シャトー・コス・デストゥルネル / Château Cos d'Estournel

Château Cos d'Estournel
「サン・テステフのマハラジャ」——インドとの直接取引が生んだ東洋趣味の城館と、第二級格付けを超えるスーパー・セカンドの実力
シャトー・コス・デストゥルネルは、ボルドーのサン・テステフアペラシオンに位置する1855年格付け第二級のシャトーです。「コス(Cos)」とはガスコーニュ方言で「砂利の丘」を意味し、この畑の礫質のテロワールを端的に表しています。創業者ルイ・ガスパール・デストゥルネルは1811年にラフィット・ロートシルトの向かいの斜面に畑を取得し、インドへの直接輸出によって莫大な名声と富を築きました。インドからの帰路、荷物が届かなかった際に荷主が「コスのワインはインドの灼熱に耐えた」と語ったことがこのワインの名声に火をつけたと伝えられています。インドへの熱烈な愛を持ったデストゥルネルは、ザンジバルのスルタンの宮殿から輸入した彫刻扉、ページョダ(東洋の塔)形の建物、象のモチーフなど東洋趣味を随所に盛り込んだ壮麗な城館を建造し、「サン・テステフのマハラジャ」と称されるようになりました。しかし借金の重みに耐えかねた彼は1852年に無念の売却を余儀なくされ、1855年の格付け制定の2年前に逝去しました。それでも格付けでは第二級の栄誉が贈られ、ルイ・ガスパールの情熱と先見性は歴史に刻まれています。
19〜20世紀を通じてロンドンのマーティン家、バスク出身のエラズリス家、オスタン兄弟、1917年にフェルナン・ジネステ家と所有者が変わり、その後ジネステ家とプラ家の共同所有を経てブルーノ・プラが長年経営を率いました。2000年、スイス人実業家ミシェル・レービエが購入し現在に至ります。レービエはその後2013年に隣接する第五級シャトー・コス・ラボリも取得してコスの丘での存在感を拡大し、2009年にはトカイのエトゾロ(ヘトゾロ)エステートを、2020年にはプロヴァンスのシャトー・ラ・マスカロンヌを購入するなどワイン産業への投資を継続しています。また2019年にはサン・テステフに14室の高級ホテル「ラ・メゾン・デストゥルネル」を開業し、ラ・レゼルヴという高級ホテルチェーンも経営しています。
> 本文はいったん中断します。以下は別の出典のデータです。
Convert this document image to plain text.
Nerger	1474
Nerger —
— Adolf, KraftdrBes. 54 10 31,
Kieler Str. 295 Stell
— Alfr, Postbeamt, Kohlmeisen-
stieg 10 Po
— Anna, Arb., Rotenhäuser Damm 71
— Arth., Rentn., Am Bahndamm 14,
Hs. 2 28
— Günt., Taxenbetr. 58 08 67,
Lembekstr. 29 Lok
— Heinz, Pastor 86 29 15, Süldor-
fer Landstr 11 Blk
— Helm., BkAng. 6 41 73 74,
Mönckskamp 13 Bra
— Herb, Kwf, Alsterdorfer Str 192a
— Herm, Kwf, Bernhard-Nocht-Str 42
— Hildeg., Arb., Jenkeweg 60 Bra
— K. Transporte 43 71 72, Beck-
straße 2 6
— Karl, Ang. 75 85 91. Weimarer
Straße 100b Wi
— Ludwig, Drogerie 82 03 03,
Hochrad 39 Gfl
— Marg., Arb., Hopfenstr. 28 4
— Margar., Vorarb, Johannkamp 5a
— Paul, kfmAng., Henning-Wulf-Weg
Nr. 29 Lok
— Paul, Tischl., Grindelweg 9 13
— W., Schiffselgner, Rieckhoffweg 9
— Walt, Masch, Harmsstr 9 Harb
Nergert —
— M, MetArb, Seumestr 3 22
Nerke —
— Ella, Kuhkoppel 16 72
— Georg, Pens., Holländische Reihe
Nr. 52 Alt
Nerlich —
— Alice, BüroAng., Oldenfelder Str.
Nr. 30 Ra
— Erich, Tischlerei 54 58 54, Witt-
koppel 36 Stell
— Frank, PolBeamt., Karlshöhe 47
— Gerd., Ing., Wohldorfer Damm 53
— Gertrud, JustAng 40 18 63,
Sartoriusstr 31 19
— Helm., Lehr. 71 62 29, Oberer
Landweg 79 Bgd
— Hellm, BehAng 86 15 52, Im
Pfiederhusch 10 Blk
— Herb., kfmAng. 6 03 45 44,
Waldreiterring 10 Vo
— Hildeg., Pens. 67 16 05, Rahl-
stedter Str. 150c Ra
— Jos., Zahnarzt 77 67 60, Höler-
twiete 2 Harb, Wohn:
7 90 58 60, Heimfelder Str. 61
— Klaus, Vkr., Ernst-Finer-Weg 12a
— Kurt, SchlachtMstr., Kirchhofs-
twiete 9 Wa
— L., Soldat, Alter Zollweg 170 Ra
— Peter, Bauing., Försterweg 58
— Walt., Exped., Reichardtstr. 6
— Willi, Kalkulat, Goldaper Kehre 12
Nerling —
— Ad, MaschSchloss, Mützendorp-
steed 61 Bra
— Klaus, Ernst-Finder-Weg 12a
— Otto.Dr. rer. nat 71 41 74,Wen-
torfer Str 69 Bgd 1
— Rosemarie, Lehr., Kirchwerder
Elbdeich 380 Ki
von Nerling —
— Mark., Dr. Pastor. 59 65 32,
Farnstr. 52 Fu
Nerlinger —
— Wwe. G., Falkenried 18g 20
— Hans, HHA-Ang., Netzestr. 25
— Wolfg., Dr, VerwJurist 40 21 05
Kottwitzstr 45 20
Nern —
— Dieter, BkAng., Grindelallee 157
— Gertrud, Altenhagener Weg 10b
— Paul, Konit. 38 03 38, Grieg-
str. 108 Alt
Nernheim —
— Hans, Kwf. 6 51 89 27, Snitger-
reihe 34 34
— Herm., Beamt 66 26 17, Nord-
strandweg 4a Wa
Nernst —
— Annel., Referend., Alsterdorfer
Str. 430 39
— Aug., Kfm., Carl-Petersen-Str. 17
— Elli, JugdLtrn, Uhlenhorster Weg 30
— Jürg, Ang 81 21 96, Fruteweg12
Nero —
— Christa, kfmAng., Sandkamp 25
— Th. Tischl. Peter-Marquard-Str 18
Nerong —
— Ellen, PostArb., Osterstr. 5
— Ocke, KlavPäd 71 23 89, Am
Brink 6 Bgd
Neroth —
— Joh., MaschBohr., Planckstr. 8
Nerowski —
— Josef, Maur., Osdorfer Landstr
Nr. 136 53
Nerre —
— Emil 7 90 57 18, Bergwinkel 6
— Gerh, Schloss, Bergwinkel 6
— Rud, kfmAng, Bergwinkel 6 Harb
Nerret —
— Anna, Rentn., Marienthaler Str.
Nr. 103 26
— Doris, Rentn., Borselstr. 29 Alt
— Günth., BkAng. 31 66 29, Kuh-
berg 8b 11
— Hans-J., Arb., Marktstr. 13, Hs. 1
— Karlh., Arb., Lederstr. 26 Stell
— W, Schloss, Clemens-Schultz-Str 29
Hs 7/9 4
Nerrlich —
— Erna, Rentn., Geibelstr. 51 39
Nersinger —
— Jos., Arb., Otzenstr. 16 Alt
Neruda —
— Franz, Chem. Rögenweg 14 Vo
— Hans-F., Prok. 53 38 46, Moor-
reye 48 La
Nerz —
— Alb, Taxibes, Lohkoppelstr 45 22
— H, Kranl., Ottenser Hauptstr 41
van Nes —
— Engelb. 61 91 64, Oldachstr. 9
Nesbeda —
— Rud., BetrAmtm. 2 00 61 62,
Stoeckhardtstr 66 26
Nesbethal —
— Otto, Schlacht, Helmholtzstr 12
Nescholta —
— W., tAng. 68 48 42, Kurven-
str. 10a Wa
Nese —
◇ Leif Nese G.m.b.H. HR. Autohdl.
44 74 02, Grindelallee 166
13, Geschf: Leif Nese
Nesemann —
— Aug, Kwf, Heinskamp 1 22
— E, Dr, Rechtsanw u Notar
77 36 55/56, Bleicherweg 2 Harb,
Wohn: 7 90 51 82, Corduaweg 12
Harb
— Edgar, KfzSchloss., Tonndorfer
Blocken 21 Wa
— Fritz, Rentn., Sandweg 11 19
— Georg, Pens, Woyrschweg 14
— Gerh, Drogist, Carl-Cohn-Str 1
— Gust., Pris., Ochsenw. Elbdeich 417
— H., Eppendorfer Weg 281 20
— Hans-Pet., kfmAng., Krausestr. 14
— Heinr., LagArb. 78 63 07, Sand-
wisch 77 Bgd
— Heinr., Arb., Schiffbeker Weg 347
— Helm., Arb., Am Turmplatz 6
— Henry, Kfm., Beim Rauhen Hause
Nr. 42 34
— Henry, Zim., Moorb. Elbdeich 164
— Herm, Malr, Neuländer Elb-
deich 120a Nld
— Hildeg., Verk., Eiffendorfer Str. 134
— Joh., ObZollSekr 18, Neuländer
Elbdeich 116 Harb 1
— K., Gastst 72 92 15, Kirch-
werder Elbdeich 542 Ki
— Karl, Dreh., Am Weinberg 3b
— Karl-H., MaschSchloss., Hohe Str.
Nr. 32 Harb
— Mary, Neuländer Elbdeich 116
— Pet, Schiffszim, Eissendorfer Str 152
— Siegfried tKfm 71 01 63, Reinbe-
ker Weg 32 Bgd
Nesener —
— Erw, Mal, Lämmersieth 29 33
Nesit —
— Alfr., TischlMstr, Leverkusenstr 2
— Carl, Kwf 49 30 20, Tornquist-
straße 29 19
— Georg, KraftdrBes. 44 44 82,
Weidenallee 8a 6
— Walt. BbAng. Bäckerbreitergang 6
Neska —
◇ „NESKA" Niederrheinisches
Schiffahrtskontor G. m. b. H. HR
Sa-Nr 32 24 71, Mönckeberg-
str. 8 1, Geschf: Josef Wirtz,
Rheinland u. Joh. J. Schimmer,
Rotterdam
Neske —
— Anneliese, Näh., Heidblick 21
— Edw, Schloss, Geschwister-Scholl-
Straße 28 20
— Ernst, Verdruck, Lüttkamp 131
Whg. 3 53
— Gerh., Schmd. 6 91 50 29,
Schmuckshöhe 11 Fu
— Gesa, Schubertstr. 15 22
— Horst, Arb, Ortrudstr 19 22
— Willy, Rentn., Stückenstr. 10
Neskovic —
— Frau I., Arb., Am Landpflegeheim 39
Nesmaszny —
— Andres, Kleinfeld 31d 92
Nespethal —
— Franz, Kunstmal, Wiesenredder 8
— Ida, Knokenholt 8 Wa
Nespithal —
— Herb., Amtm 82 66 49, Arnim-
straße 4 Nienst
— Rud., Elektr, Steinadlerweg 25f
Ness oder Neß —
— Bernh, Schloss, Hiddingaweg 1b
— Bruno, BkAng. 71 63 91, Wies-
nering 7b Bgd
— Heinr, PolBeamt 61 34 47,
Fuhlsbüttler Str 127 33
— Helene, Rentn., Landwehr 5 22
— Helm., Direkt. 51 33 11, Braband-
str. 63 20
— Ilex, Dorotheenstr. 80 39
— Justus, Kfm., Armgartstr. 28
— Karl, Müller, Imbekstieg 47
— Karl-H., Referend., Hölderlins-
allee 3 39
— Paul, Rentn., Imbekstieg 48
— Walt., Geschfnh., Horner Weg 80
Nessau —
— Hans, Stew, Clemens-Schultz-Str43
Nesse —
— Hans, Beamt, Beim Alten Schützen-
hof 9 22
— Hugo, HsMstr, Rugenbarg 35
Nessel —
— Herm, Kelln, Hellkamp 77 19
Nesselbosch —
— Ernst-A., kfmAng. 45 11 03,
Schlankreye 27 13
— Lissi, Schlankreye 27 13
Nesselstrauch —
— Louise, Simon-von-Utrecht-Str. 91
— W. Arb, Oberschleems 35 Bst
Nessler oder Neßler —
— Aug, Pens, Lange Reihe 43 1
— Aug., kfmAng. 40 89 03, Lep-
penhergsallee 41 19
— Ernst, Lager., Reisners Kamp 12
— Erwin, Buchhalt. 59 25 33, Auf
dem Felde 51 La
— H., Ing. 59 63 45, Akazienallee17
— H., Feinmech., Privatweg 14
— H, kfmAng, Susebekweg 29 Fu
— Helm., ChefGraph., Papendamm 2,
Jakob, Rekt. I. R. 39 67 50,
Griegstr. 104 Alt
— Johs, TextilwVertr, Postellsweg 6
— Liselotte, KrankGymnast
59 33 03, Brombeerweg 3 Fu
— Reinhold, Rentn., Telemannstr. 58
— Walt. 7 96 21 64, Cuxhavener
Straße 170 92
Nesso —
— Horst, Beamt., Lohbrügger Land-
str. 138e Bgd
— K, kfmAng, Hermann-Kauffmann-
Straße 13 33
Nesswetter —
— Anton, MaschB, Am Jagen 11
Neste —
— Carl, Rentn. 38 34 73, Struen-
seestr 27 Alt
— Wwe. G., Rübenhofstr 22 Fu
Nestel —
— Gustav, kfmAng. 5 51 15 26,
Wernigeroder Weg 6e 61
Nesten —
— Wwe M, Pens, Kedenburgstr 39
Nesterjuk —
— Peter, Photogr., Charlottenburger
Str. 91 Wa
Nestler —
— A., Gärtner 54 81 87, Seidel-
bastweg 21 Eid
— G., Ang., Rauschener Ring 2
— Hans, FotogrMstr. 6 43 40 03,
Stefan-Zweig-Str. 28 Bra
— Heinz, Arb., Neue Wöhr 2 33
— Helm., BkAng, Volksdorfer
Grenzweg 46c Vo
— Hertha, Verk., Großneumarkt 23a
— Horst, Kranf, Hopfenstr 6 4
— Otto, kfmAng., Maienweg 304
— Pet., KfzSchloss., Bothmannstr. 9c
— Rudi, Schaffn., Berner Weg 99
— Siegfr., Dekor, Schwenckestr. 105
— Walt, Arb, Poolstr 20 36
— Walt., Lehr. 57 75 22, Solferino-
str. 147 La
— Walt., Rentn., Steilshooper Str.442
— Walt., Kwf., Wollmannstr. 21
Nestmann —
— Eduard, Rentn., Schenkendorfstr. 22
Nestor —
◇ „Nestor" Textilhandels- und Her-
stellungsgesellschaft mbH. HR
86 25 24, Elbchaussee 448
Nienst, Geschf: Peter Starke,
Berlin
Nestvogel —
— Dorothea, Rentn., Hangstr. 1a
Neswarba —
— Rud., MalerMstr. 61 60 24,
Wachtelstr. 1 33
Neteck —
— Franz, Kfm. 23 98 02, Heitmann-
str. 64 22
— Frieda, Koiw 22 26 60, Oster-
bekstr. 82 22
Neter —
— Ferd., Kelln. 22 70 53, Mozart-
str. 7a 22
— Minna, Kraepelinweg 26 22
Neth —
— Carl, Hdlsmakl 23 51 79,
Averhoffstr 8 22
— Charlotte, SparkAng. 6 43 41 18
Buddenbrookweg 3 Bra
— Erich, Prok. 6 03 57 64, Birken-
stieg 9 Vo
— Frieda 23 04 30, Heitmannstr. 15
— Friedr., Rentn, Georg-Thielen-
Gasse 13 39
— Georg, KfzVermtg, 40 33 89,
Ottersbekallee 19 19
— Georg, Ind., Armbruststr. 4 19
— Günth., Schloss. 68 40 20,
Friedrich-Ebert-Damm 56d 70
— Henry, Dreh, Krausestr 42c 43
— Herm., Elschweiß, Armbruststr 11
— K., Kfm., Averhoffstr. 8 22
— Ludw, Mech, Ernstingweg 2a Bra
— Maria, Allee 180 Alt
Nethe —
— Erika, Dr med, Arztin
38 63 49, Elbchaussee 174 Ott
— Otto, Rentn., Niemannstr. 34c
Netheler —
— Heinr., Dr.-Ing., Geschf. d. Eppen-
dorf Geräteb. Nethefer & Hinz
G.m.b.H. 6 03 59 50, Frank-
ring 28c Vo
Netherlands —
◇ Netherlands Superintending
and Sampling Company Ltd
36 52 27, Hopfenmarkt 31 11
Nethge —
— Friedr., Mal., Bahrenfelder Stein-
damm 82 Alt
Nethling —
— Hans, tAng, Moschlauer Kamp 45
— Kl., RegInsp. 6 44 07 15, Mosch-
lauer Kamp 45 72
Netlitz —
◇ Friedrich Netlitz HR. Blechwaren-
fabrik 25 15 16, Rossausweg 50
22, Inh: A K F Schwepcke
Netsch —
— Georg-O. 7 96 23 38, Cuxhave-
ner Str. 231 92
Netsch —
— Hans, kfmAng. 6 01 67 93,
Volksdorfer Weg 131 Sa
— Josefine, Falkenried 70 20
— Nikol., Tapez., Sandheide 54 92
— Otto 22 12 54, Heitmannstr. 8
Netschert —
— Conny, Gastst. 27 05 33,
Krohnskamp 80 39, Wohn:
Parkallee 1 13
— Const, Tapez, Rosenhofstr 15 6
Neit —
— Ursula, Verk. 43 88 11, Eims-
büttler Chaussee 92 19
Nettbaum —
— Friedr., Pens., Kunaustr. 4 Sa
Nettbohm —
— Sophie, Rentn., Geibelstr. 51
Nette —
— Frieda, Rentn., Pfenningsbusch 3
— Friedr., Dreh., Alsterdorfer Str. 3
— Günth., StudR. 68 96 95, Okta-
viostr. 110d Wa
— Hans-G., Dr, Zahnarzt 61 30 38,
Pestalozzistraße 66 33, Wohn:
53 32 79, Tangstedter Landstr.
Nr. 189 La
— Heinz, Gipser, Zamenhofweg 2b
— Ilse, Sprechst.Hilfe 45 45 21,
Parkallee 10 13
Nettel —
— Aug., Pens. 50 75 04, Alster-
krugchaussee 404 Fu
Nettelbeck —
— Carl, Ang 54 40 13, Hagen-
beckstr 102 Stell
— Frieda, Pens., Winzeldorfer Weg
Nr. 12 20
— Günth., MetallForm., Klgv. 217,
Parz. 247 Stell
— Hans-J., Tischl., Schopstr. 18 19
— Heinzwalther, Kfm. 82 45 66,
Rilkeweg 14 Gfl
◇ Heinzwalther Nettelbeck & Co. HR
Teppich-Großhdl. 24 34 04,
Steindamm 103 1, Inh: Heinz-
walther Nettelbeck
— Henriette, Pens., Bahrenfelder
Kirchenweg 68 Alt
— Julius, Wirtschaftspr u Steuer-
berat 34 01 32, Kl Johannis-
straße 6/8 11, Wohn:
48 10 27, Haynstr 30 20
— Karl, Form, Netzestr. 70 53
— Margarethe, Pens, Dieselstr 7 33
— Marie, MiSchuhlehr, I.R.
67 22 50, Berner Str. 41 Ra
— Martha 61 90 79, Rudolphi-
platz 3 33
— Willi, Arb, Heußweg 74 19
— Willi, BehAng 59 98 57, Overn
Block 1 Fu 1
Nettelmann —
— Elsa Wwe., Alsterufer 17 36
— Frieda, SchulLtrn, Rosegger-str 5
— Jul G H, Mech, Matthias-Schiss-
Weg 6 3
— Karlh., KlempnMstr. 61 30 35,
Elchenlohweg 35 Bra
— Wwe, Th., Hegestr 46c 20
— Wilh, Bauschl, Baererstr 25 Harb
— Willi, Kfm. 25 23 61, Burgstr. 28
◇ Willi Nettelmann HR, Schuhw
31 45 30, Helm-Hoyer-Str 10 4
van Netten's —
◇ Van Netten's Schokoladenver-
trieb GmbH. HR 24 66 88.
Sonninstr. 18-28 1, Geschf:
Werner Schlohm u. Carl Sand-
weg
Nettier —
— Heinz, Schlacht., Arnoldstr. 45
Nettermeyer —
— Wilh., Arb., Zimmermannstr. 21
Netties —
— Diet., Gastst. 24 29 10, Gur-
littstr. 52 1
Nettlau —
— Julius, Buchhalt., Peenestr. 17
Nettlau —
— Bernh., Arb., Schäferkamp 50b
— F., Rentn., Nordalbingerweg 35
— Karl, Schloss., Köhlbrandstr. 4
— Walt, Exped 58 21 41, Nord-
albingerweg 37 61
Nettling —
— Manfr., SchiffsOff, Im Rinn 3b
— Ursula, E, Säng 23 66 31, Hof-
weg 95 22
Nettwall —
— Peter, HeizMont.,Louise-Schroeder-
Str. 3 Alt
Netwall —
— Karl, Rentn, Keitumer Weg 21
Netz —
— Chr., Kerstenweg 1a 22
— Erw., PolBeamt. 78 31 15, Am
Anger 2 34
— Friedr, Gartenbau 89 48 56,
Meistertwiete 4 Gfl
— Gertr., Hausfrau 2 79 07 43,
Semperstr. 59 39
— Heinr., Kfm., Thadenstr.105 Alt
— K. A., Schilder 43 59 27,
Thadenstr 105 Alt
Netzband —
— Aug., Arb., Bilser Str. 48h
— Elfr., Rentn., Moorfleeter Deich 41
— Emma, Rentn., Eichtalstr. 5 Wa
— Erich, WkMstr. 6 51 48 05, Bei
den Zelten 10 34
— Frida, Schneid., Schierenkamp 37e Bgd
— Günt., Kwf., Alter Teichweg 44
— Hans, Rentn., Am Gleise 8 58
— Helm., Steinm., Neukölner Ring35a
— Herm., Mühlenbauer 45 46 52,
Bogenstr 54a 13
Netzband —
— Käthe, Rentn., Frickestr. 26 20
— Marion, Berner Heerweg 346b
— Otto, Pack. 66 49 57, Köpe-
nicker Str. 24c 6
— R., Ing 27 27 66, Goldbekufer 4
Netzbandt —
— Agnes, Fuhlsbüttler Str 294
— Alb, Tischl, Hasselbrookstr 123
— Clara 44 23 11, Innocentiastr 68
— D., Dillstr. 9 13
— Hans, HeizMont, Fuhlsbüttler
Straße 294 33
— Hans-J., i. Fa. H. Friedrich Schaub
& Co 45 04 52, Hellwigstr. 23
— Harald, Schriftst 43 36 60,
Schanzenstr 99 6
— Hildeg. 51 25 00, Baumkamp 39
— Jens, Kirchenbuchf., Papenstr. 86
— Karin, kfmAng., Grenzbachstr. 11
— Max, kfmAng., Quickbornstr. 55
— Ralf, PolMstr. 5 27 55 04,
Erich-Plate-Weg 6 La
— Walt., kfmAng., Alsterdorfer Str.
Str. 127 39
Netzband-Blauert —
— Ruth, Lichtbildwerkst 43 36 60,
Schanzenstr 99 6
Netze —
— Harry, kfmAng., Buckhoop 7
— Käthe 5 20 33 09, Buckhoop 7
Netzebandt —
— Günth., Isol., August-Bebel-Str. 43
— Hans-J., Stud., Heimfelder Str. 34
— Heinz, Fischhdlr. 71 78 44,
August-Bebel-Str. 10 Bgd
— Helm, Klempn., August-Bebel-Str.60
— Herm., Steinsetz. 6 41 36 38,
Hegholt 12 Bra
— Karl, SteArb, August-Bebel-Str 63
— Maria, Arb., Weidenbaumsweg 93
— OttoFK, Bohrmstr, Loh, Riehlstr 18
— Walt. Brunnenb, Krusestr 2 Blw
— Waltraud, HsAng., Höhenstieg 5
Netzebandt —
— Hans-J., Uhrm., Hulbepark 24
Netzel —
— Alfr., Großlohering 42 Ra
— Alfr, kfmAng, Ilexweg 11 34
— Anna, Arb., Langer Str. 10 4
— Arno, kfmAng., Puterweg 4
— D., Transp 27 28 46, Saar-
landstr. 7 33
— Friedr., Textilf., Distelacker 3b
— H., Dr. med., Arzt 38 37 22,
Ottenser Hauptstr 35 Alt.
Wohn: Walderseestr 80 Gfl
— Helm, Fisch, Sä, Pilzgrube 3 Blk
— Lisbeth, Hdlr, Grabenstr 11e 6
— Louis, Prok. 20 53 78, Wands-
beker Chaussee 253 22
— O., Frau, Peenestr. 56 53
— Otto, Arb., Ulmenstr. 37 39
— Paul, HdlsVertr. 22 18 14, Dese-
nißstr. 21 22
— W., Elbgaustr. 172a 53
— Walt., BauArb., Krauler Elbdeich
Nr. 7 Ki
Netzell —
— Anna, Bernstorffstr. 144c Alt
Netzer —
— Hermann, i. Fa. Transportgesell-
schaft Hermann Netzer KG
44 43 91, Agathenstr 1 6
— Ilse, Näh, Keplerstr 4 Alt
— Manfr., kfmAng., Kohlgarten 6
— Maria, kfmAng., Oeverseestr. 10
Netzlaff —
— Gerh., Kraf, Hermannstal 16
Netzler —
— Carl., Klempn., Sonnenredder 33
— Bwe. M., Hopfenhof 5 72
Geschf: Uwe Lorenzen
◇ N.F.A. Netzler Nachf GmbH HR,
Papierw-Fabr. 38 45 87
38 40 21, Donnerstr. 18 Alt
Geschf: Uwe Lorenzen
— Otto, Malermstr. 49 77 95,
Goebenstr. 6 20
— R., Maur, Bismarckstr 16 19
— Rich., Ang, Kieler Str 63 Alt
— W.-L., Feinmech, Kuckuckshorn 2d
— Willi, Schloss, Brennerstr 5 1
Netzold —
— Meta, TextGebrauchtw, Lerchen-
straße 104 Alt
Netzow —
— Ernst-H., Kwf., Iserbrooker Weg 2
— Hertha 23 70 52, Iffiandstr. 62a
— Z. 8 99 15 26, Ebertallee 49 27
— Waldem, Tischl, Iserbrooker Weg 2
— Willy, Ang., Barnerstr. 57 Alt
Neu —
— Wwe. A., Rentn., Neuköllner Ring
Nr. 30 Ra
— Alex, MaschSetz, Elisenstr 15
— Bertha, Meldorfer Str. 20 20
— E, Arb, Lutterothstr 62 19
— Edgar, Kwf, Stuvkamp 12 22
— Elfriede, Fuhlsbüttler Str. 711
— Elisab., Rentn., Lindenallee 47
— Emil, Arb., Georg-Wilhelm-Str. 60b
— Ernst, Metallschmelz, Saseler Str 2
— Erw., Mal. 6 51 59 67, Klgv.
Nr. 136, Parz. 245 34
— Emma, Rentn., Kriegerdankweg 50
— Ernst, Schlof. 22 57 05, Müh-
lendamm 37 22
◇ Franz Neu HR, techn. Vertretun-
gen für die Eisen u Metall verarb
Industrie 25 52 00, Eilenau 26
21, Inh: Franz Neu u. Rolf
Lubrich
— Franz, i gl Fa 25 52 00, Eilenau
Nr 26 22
粘土まじりの礫質テロワール、グラヴィティ・フロー醸造——「レ・パゴード・ド・コス」と白ワインが示す、サン・テステフの常識を超えたスーパー・セカンドの全貌
畑は約91ヘクタールで、標高約20メートルの礫質丘陵に東〜南西向きの穏やかな斜面が広がります。カベルネ・ソーヴィニヨンが約60%を占め、メルローが約38%、そして少量のカベルネ・フランが補います。砂利表土に粘土の静脈が交差するサン・テステフ特有の土壌構成が、大西洋からの冷涼な風と相まって典型的なサン・テステフの重厚さとは一線を画す、エレガントでバランスの取れたスタイルを生み出します。醸造はルイ・ガスパールの時代に倣いグラヴィティ・フロー(重力流)方式を採用した最新のセラーで行われ、ポンプによるブドウへのストレスを最小限に抑えています。グラン・ヴァンは16〜18ヶ月間フレンチオーク新樽60〜70%で熟成。セカンドワイン「レ・パゴード・ド・コス」は新樽40%で熟成され、2005年以降はボルドー屈指のセカンドとして高い評価を確立しています。また白ワイン(ソーヴィニヨン・ブランとセミヨンのブレンド)も限定生産しており、サン・テステフに稀な白ワインの存在として注目を集めています。シャトー・レオヴィル・ラス・カーズやピション・ラランドと並んで「スーパー・セカンド」と称される実力は、1855年の第二級という格付けを大きく凌駕する評価と価格によって証明されています。